Enlarge image
Production at the main Audi plant in Ingolstadt could also be affected
Photo:
© Michaela Rehle / Reuters / REUTERS
The car manufacturers Audi and Daimler are drawing further conclusions from the lack of important electronic components.
Audi is restricting production at the Neckarsulm plant in the coming week; the production lines for the A6 and A7 models are to be shut down from April 26th to 30th.
The Augsburger Allgemeine had previously reported.
"The employees affected by the loss of work will be on short-time work for this period," said the group.
Production at the main plant in Ingolstadt could also be affected, as the company announced.
The short-time work for the two German plants was therefore only applied for as a preventive measure.
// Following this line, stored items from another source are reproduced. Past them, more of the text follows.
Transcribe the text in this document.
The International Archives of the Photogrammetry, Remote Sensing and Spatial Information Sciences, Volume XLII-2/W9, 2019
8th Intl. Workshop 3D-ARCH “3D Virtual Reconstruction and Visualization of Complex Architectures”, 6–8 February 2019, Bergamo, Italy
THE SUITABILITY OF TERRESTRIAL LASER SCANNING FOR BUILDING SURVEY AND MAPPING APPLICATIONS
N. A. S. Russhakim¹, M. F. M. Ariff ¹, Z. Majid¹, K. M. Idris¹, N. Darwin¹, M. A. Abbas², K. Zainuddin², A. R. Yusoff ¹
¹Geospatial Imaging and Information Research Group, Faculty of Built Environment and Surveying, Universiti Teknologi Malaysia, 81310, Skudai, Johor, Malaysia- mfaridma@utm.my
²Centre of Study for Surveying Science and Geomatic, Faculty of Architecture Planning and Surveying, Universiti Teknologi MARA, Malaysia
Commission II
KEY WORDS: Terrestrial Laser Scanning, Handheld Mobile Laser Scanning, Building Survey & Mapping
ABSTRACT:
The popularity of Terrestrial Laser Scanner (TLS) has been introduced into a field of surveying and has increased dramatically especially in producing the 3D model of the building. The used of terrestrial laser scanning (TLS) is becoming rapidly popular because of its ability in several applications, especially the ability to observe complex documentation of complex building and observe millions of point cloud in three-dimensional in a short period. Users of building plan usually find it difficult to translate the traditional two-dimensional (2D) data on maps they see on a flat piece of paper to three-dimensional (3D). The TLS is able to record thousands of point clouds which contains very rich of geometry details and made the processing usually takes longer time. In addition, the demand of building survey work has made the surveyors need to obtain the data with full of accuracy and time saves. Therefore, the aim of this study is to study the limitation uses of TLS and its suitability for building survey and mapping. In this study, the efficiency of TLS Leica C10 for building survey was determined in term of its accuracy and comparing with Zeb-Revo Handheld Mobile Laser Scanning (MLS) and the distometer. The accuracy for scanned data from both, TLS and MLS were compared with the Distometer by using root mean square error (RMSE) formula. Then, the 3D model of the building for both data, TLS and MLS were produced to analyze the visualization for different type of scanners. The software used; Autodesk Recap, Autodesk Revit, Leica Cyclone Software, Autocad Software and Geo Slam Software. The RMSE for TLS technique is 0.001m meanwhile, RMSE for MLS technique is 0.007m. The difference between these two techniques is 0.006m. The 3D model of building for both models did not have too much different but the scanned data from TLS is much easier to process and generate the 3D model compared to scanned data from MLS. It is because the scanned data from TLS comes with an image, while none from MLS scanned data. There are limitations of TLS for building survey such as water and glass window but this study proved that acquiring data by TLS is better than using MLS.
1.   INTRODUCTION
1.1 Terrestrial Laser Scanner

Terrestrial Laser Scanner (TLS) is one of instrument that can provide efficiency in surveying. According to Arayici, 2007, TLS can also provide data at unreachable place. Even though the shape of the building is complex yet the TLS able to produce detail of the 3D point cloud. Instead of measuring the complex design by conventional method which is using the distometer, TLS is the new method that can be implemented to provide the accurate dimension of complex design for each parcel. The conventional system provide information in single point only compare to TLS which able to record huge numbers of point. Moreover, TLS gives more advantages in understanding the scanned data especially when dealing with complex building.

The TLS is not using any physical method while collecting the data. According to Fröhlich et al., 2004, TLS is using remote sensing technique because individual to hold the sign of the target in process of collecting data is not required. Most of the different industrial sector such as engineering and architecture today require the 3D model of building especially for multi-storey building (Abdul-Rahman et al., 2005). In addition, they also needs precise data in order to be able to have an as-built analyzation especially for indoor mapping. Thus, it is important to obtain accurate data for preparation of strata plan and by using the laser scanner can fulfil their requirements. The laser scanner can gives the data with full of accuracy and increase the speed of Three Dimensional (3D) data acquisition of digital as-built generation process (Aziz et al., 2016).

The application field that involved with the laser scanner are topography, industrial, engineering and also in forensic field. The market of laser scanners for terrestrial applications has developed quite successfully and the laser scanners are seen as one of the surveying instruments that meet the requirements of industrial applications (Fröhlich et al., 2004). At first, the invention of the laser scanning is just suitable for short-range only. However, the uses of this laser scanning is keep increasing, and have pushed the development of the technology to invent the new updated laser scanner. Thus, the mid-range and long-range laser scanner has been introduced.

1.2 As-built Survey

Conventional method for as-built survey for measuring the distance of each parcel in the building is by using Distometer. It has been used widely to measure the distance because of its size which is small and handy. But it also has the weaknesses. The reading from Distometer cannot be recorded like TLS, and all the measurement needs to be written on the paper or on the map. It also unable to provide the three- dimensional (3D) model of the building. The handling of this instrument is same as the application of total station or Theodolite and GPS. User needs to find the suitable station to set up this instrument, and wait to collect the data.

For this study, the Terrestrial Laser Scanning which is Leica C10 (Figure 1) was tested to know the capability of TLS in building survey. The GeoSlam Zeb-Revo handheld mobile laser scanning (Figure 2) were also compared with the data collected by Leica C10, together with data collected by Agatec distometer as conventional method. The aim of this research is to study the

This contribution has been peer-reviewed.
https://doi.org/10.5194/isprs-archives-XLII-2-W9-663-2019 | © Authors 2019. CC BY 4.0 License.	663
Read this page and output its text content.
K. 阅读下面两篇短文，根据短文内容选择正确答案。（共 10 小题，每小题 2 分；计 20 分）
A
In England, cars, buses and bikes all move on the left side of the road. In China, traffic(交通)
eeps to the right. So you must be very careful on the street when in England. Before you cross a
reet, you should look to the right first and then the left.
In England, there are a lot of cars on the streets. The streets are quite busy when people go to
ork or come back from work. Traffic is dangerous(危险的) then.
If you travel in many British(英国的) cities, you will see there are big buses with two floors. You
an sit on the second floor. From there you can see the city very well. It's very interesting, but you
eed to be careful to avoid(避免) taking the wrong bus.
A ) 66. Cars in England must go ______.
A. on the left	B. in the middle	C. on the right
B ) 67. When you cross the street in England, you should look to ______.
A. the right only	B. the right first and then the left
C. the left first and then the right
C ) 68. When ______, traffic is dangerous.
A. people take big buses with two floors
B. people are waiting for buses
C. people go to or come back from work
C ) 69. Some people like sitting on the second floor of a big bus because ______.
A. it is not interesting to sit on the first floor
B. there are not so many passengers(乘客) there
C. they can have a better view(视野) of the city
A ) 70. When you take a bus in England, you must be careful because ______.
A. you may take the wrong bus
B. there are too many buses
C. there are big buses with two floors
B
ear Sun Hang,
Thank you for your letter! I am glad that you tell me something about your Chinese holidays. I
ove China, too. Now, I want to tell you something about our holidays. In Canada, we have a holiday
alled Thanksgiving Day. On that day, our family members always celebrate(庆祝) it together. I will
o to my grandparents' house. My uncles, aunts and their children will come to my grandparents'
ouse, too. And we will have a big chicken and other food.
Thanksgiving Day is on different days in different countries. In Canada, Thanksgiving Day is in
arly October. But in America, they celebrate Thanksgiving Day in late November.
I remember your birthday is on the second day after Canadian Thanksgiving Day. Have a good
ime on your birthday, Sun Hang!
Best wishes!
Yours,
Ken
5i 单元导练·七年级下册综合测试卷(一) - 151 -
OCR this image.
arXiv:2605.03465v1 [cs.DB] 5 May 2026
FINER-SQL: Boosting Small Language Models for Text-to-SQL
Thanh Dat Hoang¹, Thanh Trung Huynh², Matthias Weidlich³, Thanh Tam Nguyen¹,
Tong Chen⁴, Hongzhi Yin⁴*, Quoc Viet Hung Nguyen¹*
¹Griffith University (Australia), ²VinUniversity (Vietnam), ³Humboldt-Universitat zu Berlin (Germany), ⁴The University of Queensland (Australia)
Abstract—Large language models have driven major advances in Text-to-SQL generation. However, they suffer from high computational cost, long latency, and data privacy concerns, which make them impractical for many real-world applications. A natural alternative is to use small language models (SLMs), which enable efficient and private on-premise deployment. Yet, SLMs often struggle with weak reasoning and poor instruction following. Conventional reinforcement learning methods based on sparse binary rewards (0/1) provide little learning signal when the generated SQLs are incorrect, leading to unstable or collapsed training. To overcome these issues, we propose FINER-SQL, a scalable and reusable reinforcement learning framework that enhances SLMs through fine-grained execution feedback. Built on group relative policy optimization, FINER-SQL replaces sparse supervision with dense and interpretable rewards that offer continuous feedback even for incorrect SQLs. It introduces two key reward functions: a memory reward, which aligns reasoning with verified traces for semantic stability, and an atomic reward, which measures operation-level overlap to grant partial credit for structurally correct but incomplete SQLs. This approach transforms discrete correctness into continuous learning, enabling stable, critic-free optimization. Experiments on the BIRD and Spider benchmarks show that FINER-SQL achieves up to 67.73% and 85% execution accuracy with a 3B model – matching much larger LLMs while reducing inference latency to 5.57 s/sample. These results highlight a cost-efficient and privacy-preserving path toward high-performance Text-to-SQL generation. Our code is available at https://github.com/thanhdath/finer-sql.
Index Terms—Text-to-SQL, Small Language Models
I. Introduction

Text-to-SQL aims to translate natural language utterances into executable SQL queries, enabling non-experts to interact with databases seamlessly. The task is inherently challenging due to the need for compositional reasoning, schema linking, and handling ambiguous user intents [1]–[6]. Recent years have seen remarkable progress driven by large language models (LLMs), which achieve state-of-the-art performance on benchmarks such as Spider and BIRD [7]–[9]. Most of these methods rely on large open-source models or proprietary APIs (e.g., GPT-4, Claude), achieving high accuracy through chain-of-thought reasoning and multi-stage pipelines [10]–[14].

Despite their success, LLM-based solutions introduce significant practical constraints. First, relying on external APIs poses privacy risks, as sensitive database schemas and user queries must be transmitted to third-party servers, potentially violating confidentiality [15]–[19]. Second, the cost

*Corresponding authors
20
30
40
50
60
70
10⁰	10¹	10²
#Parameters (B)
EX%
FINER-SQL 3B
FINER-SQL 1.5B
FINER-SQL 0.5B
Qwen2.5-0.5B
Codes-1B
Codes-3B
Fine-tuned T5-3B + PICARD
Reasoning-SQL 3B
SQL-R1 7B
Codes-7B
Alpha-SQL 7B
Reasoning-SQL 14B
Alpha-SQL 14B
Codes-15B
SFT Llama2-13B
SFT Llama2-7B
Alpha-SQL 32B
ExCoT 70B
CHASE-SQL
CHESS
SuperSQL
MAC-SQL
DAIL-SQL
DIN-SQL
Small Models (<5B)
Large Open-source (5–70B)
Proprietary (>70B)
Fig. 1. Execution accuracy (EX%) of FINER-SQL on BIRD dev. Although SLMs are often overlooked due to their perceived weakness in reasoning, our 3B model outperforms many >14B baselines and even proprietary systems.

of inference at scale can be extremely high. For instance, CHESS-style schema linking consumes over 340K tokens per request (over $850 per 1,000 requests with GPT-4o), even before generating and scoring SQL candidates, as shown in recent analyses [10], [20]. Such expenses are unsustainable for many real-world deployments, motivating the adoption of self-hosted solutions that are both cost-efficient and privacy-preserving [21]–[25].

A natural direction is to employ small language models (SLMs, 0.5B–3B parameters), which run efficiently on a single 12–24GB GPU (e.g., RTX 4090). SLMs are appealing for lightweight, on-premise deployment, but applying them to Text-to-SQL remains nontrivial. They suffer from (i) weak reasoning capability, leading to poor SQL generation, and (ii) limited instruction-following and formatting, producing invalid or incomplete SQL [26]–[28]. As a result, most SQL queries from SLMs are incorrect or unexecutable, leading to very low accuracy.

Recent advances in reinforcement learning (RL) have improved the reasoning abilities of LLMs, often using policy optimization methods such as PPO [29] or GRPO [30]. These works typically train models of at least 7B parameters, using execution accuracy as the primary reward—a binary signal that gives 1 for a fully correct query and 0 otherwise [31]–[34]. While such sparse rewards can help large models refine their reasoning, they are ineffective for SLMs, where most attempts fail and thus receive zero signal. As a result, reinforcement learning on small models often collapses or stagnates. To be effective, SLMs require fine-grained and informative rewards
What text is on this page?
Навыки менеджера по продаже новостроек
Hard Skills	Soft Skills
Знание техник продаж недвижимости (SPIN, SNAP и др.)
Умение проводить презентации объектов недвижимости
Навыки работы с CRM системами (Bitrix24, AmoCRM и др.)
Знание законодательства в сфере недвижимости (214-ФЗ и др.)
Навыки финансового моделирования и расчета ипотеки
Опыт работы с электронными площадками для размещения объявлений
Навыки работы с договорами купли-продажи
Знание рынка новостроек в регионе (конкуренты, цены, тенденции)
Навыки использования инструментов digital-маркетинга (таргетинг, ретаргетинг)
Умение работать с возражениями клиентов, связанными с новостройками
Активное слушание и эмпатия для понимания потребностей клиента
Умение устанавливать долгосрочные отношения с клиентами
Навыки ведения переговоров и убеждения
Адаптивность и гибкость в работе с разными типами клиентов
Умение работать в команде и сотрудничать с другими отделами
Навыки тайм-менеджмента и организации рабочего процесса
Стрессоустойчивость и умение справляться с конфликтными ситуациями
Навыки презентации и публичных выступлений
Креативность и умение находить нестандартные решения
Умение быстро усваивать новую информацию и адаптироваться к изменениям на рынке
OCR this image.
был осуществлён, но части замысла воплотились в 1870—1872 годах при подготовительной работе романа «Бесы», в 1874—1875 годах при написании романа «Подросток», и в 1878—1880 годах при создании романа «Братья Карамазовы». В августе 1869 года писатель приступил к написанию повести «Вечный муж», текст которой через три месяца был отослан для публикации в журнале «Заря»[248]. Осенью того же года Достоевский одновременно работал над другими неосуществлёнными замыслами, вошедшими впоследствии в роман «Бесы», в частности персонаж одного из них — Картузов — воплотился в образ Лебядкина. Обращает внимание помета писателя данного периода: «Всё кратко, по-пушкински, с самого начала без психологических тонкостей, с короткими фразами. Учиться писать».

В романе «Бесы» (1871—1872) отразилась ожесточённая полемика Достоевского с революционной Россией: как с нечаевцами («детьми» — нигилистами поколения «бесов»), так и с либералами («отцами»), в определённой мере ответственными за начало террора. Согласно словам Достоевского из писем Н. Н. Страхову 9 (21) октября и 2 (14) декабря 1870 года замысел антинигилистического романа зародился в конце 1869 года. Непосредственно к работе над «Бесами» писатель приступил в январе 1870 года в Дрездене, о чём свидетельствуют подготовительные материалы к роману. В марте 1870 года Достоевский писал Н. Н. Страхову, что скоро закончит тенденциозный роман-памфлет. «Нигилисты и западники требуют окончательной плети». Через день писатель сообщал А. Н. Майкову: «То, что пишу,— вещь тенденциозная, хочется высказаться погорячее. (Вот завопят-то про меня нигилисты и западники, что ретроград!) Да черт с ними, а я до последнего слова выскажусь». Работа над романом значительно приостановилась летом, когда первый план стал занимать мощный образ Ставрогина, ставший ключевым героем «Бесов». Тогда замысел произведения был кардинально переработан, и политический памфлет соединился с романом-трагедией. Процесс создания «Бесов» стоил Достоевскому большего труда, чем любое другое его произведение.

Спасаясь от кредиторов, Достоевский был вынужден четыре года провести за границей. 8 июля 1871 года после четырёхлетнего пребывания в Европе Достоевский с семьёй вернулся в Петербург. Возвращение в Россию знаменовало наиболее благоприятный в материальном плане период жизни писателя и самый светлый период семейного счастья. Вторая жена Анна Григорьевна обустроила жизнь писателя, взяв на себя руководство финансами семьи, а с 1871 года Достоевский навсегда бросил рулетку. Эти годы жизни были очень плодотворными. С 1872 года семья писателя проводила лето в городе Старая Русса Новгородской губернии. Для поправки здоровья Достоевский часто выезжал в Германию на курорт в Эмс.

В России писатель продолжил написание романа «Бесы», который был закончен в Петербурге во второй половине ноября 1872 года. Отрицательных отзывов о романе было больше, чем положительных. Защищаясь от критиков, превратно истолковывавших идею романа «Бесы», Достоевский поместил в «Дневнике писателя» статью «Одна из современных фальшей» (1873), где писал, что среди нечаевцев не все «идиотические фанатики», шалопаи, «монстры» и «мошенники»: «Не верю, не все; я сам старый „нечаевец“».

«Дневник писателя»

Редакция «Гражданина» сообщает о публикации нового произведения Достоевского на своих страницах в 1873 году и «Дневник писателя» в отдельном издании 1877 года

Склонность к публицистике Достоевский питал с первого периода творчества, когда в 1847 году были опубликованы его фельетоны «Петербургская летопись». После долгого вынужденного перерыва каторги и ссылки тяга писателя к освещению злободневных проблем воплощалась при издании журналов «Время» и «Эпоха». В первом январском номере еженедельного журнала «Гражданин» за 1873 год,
Daimler has also announced that in the near future it may be sending more employees than previously known on short-time work because important electronic components are missing.
In the coming weeks there could be production stops and short-time work due to the chip crisis "here and there", said CFO Harald Wilhelm.
He left it open which locations beyond the previously known ones could be affected.
Wilhelm gave no details about periods of time either.
Daimler had previously announced that it would initially send thousands of employees to the Mercedes plants in Rastatt and Bremen on short-time work until the end of next week.
No longer compensating for loss of production
The chip crisis also weighs on the sales figures, which could probably be below those of the first quarter, says Wilhelm.
Unlike in the past, Daimler no longer expects to completely compensate for the loss of production in the course of the year.
Mercedes will continue to ensure that particularly profitable models such as the S-Class luxury sedan do not suffer from the shortage.
"So far we have managed to keep the subject away from the S-Class, we want to keep it that way," said Wilhelm.
Enlarge image
Microelectronic components are manufactured with so-called wafers
Photo: Patrick_Pleul / picture-alliance / dpa / dpaweb
The global problems with the replenishment of electronic chips have been causing car companies, in some cases enormous problems, for weeks.
The chip company Intel sees no end to the global semiconductor bottlenecks, as the company announced.
The "unprecedented demand" strain the supply chains in the industry, said the new Intel boss Pat Gelsinger.
There is a lack of production capacities, material for circuit boards and components.
Daimler CFO Wilhelm sees the reasons for the bottleneck in unforeseeable failures.
Problems arose from a fire in a chip factory in Japan and from a power outage in a winter storm in Texas.
It can be assumed that these capacities will be available again in the second half of the year and that the situation will ease.